Hors du phénomène très particulier des violences urbaines, les cas de violences avérées paraissent relativement exceptionnels, ils sont d’autant plus mal vécus qu’ils touchent les catégories les plus basses dans la hiérarchie. Ainsi, l’agent d’accueil d’un service social subit les mécontentements du public qui ne peut atteindre l’assistante sociale, les cadres ou les élus qui ont pris la décision de lui refuser l’accès à une prestation.

Plus le fonctionnaire territorial est au contact du public, moins il maîtrise les décisions qu’il doit appliquer, plus il subit des réactions agressives.

Michel Bonneu, directeur des services au public de la ville de Caen (Calvados), en s'appuyant sur vingt-cinq années d'expériences

Soutien de l’institution

L’Ille-et-Vilaine, qui recensait, en ­moyenne, une ou deux agressions par an, a connu un pic de violence durant l’été 2001, au cours duquel cinq travailleurs sociaux ont été agressés. Face à cette situation, le ­conseil général et les syndicats ont mis en place un protocole de protection des 1 800 agents du département. Le conseil général a rédigé des circulaires d’informations pratiques et a signé des conventions avec des associations d’aide aux victimes.

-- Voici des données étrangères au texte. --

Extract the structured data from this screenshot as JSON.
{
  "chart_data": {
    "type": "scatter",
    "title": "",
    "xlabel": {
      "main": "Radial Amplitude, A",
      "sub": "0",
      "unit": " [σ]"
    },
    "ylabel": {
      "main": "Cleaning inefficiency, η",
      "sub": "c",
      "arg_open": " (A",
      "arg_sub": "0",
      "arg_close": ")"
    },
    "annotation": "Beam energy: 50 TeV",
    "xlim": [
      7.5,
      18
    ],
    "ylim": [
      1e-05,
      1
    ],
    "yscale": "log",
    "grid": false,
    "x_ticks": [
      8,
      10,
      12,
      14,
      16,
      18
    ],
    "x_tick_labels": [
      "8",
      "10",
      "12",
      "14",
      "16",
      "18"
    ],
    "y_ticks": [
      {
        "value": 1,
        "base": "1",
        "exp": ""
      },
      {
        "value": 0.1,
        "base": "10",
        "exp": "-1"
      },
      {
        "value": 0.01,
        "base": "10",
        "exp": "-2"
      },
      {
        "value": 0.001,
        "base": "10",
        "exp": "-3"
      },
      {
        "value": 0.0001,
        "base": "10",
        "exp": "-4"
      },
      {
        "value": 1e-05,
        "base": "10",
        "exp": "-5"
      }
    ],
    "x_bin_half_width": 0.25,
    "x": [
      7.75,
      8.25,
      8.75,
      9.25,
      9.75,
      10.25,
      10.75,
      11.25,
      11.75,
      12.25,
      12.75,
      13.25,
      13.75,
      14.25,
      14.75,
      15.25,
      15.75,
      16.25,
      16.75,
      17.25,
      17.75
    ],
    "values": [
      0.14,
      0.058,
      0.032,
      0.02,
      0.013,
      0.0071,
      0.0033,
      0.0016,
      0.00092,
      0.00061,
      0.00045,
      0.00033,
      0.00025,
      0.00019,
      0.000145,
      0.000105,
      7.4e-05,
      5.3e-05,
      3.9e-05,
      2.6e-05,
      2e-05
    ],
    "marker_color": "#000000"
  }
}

Une écoute et un regard extérieurs peuvent être nécessaires pour aider l’agent agressé à reprendre le travail. Les victimes doivent pouvoir parler, se sentir soutenues et être accompagnées dans les démarches juridiques.

Andrée ­Gouret, responsable CFDT du secteur ­santé social d'Ille-et-Vilaine

En cas d’agression, comme le préconise la loi de 1983, la collectivité territoriale participe aux poursuites judiciaires.

L’agent n’a pas été pris à partie en tant qu’individu, mais comme travailleur incarnant l’administration territoriale. Malheureusement, les parquets ont du mal à prendre en compte cette attitude et privilégient les plaintes individuelles.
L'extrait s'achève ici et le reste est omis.